Held Accountable
Monday, 12 August 2013 12:49:00Right after Jesus reveals that the secret of greatness is tied up with becoming child-like and a servant, He tells his disciples that anyone who receives these child-like believers also receives Him. And then this dire warning: and whoever causes one of these child-like believers to stumble and sin is in big trouble. In fact it would be “better for him that a millstone were hanged about his neck and that he were drowned in the depth of the sea.” Then Jesus goes on to say in Matthew 18:7 (Amplified) “Woe to the world for such temptations to sin and influences to do wrong!” and “woe to the person on whose account or by whom the temptation comes!”
This is pretty serious stuff. From it we understand that there will be a day of reckoning; that all those influencers who peddle evil and smut and perversion (we need not look any further than the entertainment industry), and entice to do evil, will be held accountable and have to answer for it, and it’s not going to be pretty. But we are accountable, too. Our actions, the way we live our lives, the things we say, can also cause people to stumble and we need to take it seriously.

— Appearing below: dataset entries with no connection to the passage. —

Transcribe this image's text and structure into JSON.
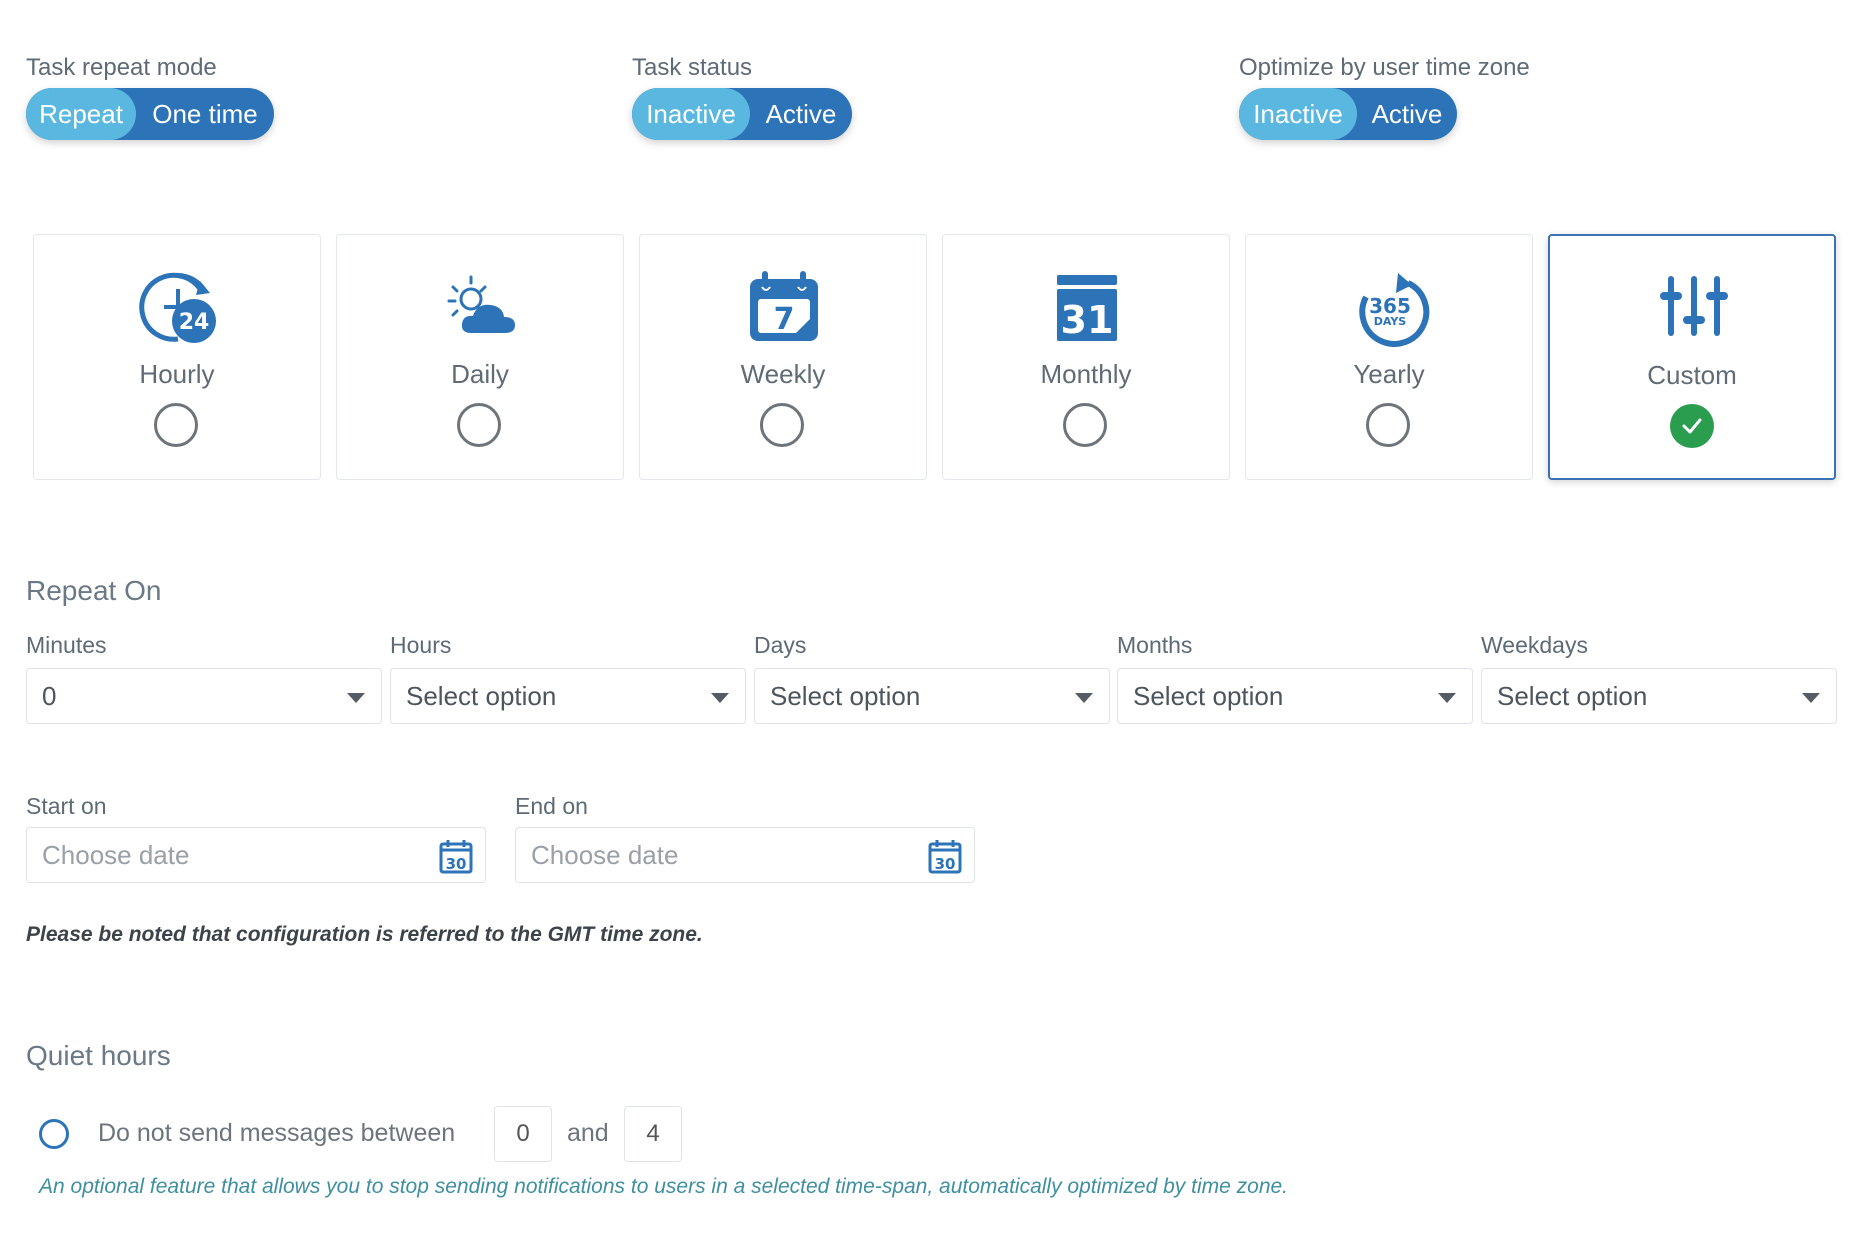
{
  "toggles": [
    {
      "label": "Task repeat mode",
      "option_on": "Repeat",
      "option_off": "One time",
      "selected": "Repeat"
    },
    {
      "label": "Task status",
      "option_on": "Inactive",
      "option_off": "Active",
      "selected": "Inactive"
    },
    {
      "label": "Optimize by user time zone",
      "option_on": "Inactive",
      "option_off": "Active",
      "selected": "Inactive"
    }
  ],
  "frequency": {
    "options": [
      {
        "label": "Hourly",
        "icon": "clock-24-icon",
        "badge": "24",
        "selected": false
      },
      {
        "label": "Daily",
        "icon": "sun-cloud-icon",
        "selected": false
      },
      {
        "label": "Weekly",
        "icon": "calendar-7-icon",
        "badge": "7",
        "selected": false
      },
      {
        "label": "Monthly",
        "icon": "calendar-31-icon",
        "badge": "31",
        "selected": false
      },
      {
        "label": "Yearly",
        "icon": "365-days-icon",
        "badge": "365",
        "badge_sub": "DAYS",
        "selected": false
      },
      {
        "label": "Custom",
        "icon": "sliders-icon",
        "selected": true
      }
    ]
  },
  "repeat_on": {
    "title": "Repeat On",
    "fields": [
      {
        "label": "Minutes",
        "value": "0"
      },
      {
        "label": "Hours",
        "value": "Select option"
      },
      {
        "label": "Days",
        "value": "Select option"
      },
      {
        "label": "Months",
        "value": "Select option"
      },
      {
        "label": "Weekdays",
        "value": "Select option"
      }
    ]
  },
  "dates": {
    "start": {
      "label": "Start on",
      "placeholder": "Choose date",
      "icon_badge": "30"
    },
    "end": {
      "label": "End on",
      "placeholder": "Choose date",
      "icon_badge": "30"
    }
  },
  "note": "Please be noted that configuration is referred to the GMT time zone.",
  "quiet_hours": {
    "title": "Quiet hours",
    "text": "Do not send messages between",
    "from": "0",
    "and_label": "and",
    "to": "4",
    "hint": "An optional feature that allows you to stop sending notifications to users in a selected time-span, automatically optimized by time zone."
  },
  "colors": {
    "brand": "#2d73b8",
    "toggle_active": "#5ab8e0",
    "checked": "#2a9d4f",
    "hint": "#3e8f9f"
  }
}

Jesus said it would be better to cut off our hand or foot or pluck out our eye if they cause us to transgress rather than to be thrown into “everlasting fire.” Yes, there is an “everlasting fire,” and it’s called hell. And what Jesus was advocating was not to literally cut off our body parts, but to remove ourselves from sinful situations and stop participating in sin. The Bible tells us that hell was created for Satan and his angels (Matthew 25:41). Sadly, there will be many others residing there, and that fact breaks the heart of God for He wishes that none should perish.
For our part we have to stop winking at sin, stop pretending that the things that go on around us doesn’t matter, when in fact they are polluting the whole world. And in our own lives we need to call our sin what it is, “sin.” We have to stop acting like what we do doesn’t matter. It does. Will this make us stand out like sore thumbs? Be chided? Ridiculed? Shunned? Maybe. Probably. But now that’s the thing that doesn’t matter.